Something that was really hard for me was getting a gun. I've always seen soldiers in the streets and thought they were "so cool". However I no longer see it that way. Now when I see them I feel bad for them. I have an 
long M16 which is about 3 kg. It hangs on me awkwardly and bangs into my knees whenever we have to run. The first week I was covered in bruises. Slowly you learn how to hold it without it banging into you. But the weight and awkwardness of the gun wasn't my problem. I was having trouble focusing and understanding the lessons. 

See, everything for me is a double lesson. For someone who grew up in Israel all they need to know is the basic information. But for me it's a double challenge. I need to first learn and understand all the vocabulary and after that I can learn the actual lesson itself. After practicing several times I now feel more confident. However I needed to first teach myself that asking for help is okay and isn't a bad thing. 

Next week we are heading to the shetach (field) to shoot our guns. I know I am ready.

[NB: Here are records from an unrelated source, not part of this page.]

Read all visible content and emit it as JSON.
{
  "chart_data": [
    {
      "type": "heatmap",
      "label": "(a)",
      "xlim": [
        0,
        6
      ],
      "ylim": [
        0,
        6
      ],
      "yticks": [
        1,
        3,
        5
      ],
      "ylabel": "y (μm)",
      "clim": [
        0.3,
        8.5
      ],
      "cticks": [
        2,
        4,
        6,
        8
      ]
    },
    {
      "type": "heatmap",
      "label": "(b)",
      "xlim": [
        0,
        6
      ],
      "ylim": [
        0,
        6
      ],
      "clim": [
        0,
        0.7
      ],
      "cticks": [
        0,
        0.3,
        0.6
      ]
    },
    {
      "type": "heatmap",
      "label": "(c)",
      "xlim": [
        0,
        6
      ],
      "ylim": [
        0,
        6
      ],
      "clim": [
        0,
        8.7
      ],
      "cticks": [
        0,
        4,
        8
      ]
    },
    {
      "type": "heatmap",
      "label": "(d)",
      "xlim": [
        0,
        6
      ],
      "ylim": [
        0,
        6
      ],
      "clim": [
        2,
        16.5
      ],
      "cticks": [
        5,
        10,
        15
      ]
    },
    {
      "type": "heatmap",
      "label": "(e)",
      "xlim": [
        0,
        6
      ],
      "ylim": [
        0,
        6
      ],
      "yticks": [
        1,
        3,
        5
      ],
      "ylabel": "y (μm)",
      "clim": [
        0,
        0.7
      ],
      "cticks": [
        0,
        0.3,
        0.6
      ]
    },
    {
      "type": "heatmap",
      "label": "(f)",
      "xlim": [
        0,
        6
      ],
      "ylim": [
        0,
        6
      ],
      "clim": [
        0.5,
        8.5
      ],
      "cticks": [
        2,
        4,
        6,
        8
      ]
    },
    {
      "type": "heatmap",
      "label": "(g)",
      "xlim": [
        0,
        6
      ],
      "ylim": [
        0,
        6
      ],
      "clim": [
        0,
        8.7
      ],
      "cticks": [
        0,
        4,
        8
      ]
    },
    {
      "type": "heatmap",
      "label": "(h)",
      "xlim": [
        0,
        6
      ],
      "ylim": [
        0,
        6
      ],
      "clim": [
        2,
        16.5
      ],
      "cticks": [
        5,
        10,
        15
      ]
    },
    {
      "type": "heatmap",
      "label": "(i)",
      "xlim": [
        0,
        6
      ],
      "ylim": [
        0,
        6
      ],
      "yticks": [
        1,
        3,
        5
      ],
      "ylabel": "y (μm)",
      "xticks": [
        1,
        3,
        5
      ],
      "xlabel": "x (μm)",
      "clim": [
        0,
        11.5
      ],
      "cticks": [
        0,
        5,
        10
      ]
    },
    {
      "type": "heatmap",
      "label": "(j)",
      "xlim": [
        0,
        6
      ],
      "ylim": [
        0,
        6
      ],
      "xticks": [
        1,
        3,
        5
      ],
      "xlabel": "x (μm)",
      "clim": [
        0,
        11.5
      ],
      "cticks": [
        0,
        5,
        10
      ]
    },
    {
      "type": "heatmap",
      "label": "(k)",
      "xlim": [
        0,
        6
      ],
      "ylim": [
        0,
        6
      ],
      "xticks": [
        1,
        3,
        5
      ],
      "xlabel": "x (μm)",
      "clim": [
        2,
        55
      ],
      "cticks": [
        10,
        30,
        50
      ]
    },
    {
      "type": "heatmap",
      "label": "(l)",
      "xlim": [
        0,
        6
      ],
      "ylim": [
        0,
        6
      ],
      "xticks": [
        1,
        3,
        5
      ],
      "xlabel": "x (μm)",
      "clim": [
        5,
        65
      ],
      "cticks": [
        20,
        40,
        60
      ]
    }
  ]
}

This past week was Yom Hazikaron and Yom Haatzmaut. My Yom Hazikaron started on Sunday night when I attended atekes (ceremony) in Sderot about 10 minutes from where I live. Standing there in my uniform I began to think about the bigger picture. This was reinforced even stronger the next day when I went to Har Herzl cemetery for the first time in my uniform. Standing next to the section for lone soldiers I wondered what their stories are. Each and every one of those soldiers in Har Herzl has one. It's scary to think one day I may know someone buried there. But that is why each and every lone soldier I know is in Israel. They are all willing to risk their lives for our home. 

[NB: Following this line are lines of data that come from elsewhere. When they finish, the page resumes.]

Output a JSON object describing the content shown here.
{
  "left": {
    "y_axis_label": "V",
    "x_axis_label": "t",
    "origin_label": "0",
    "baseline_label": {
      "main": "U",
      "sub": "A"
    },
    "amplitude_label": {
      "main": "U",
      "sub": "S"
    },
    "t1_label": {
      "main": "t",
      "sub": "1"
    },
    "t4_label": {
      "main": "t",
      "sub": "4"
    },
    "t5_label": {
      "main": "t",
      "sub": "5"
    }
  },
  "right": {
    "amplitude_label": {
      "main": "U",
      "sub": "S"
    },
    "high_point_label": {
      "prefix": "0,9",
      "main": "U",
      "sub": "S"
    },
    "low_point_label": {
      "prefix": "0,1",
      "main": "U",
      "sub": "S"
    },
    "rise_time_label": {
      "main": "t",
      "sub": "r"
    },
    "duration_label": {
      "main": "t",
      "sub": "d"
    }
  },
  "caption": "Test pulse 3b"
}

Yom Haatzmaut was really lively and fun. I attended the BBQ at the Michael Levin Center for Lone Solders in Jerusalem with many of my friends. All the volunteers are nice and friendly. They each want to do whatever they can to help us. It was extremely surreal to be in Israel for Independence Day. I knew that I finally made it home.

Settling into army life is not easy. After my first full week I didn't want to have to come back. I felt unmotivated and was focusing on all the negatives. A friend helped me realize that I would never be able to do it until I changed my mindset. So this week I did. I realized that the army is just a game and I just need to win the game. Every time we are told to run, I run as fast as I can to be first. Whenever we are told to say or do anything I give it 100%. Doing this has really helped me handle the army better. I'm just a piece on the game board trying to get to the finish before all the other players. Now, this doesn't always end up working out. Many times I think I'm moving ahead when all of a sudden I get thrown back a few spots. 

For example the other day we needed to take our straps off our gun to put it away for the weekend. One of my friends had arrived late holding two guns because she was asked to take another girl's gun back. Seeing her struggle I asked permission to help her. I asked in the proper way with the proper Hebrew grammar. 

I was then told to do push-ups. 

Even when you try your hardest to be a team player it sometimes just doesn't work out. At the end of the day this is the army game, the rules are made up as they go along. All I can do is try my hardest to win.